For the loci we did not observe any evidence for association for at all may be due to power issues, but could also indicate that they have a less pronounced role in a pediatric setting. Indeed, many of the newly uncovered genes have been implicated in neurological functions, genes which may be more important in BMI determination in adults rather than in children, where other more direct metabolic genes could play a more important role.

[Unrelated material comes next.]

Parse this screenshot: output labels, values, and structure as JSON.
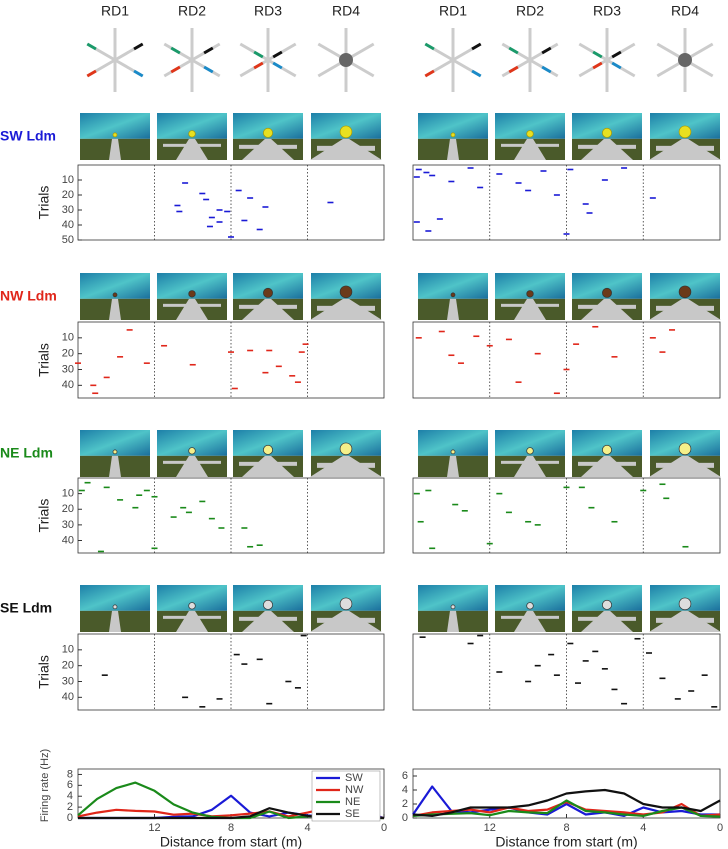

Finally, we investigated the 15 significant SNPs further by testing for association between BMI z-score and the genotype score by summing the number of BMI increasing alleles across all these SNPs. The resulting P value for the genotype score was 2.53 × 10−16 (Figure 1). The genotype score explains 1.12% of the total variation for BMI z-score. We also tested pair-wise interactions between the 15 significant SNPs, but none of the interaction effects were significant (Supplementary Table S2), suggesting that these 15 SNPs act additively on the pediatric BMI z-score. As such, we did observe a cumulative effect but not as striking as reported by the GIANT consortium in their adult cohorts (14).
From this analysis, it is clear that a number of loci previously reported from GWA analyses of adult BMI and/or obesity also play a role in our phenotype of interest. Although these recently discovered loci unveil several new biomolecular pathways not previously associated with obesity, it is important to note that these well-established genetic associations with obesity explain very little of the genetic risk for this pediatric phenotype, suggesting the existence of additional loci whose number and effect size remain unknown. Once our GWA study is complete, we will have the opportunity to look for other variants in the genome that are associated with BMI in childhood.